Jones, a Democrat, was targeted by Republicans this fall in the contest for the District 8 Senate seat formerly held by Steve Hall, a Guilford Republican. She lost to Republican challenger Paul Davis of Sangerville after both candidates combined spent nearly $80,000 on the race.

Ultimately, it was Wilbur “Bud” Landry of Abbot who claimed to get the biggest bang for the buck in the District 17 election. Landry spent about $36 to run off a two-page flier on his own photocopying machine. He produced a leaflet that explained why an organization called “Keep Me. Posted” perceived Jones as an “enemy of Maine private property rights based on her dismal voting record in the 118th legislative session.” Then he got into his wife’s car and drove to Guilford, Dover-Foxcroft and Greenville to distribute about 700 of the handbills.

Jones filed a complaint with the ethics commission alleging Keep Me. Posted was a political action committee that had failed to register with the state and had failed to file campaign finance reports. Jones additionally charged that Keep Me. Posted had not included an attribution statement on political communications involving a state Senate candidate.

After hearing arguments from Jones and Landry, the commission dismissed the former lawmaker’s complaint concluding Landry did not meet the definitions of a PAC under Maine law and that his fliers did not expressly advocate voting for or against Jones.
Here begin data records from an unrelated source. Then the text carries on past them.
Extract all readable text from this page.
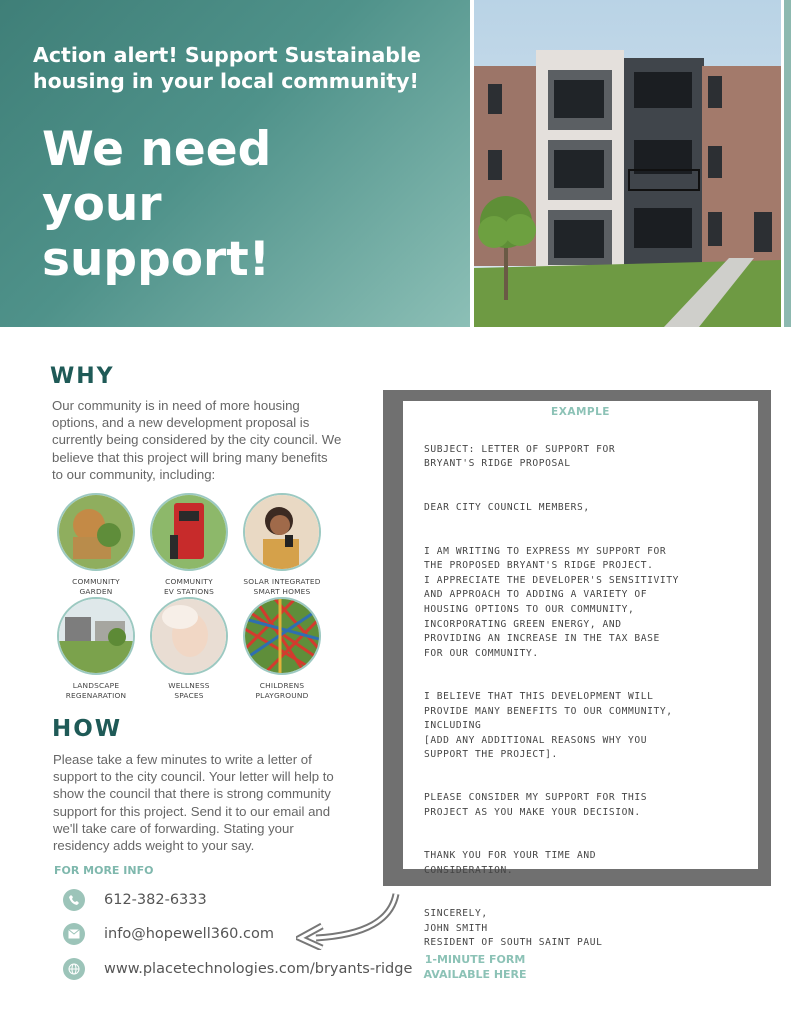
Action alert! Support Sustainable housing in your local community!
We need
your
support!
WHY
Our community is in need of more housing options, and a new development proposal is currently being considered by the city council. We believe that this project will bring many benefits to our community, including:
COMMUNITY
GARDEN
COMMUNITY
EV STATIONS
SOLAR INTEGRATED
SMART HOMES
LANDSCAPE
REGENARATION
WELLNESS
SPACES
CHILDRENS
PLAYGROUND
HOW
Please take a few minutes to write a letter of support to the city council. Your letter will help to show the council that there is strong community support for this project. Send it to our email and we'll take care of forwarding. Stating your residency adds weight to your say.
FOR MORE INFO
612-382-6333
info@hopewell360.com
www.placetechnologies.com/bryants-ridge
1-MINUTE FORM
AVAILABLE HERE
EXAMPLE

SUBJECT: LETTER OF SUPPORT FOR
BRYANT'S RIDGE PROPOSAL

DEAR CITY COUNCIL MEMBERS,

I AM WRITING TO EXPRESS MY SUPPORT FOR
THE PROPOSED BRYANT'S RIDGE PROJECT.
I APPRECIATE THE DEVELOPER'S SENSITIVITY
AND APPROACH TO ADDING A VARIETY OF
HOUSING OPTIONS TO OUR COMMUNITY,
INCORPORATING GREEN ENERGY, AND
PROVIDING AN INCREASE IN THE TAX BASE
FOR OUR COMMUNITY.

I BELIEVE THAT THIS DEVELOPMENT WILL
PROVIDE MANY BENEFITS TO OUR COMMUNITY,
INCLUDING
[ADD ANY ADDITIONAL REASONS WHY YOU
SUPPORT THE PROJECT].

PLEASE CONSIDER MY SUPPORT FOR THIS
PROJECT AS YOU MAKE YOUR DECISION.

THANK YOU FOR YOUR TIME AND
CONSIDERATION.

SINCERELY,
JOHN SMITH
RESIDENT OF SOUTH SAINT PAUL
Jones told the commissioners that Landry’s fliers did reflect “an element of advocacy” adding that she found it difficult to believe that he could have carried out the entire flier enterprise single-handedly. She said she was concerned Landry had staged the distribution during the week of the election and that his characterization of her votes on property rights legislation “severely distorted her record.”

In a letter to the Eastern Gazette in Dexter, Jones said she was extremely disappointed by Keep Me. Posted’s misleading attack on her candidacy.

“This flier was clearly designed to make scurrilous charges and to make them so late in the campaign, I would have no time to respond,” she wrote.

Landry responded that he was the president, vice president, treasurer and staff of Keep Me. Posted, did not recommend or oppose the candidacy of Jones, and never exceeded the $50 expense threshold used to define PACs.

“It’s completely apolitical,” he said of his flier effort. “And was only intended to inform.”

The board unanimously dismissed the complaint, but not before Commissioner Merle Nelson asked Landry whether he thought “enemy” was the best choice of words to use in his flier to describe Jones.

“Well, in view of her votes [in the Legislature], would you call her a friend of private property rights?” Landry responded.

Jones left the proceedings suspecting Landry had acted in concert with others when the fliers were printed and distributed and that he had hoodwinked the ethics panel.

“People in the district take property rights seriously and there are a number of activists,” she said. “I think he [Landry] clearly played a role in the outcome of the election.”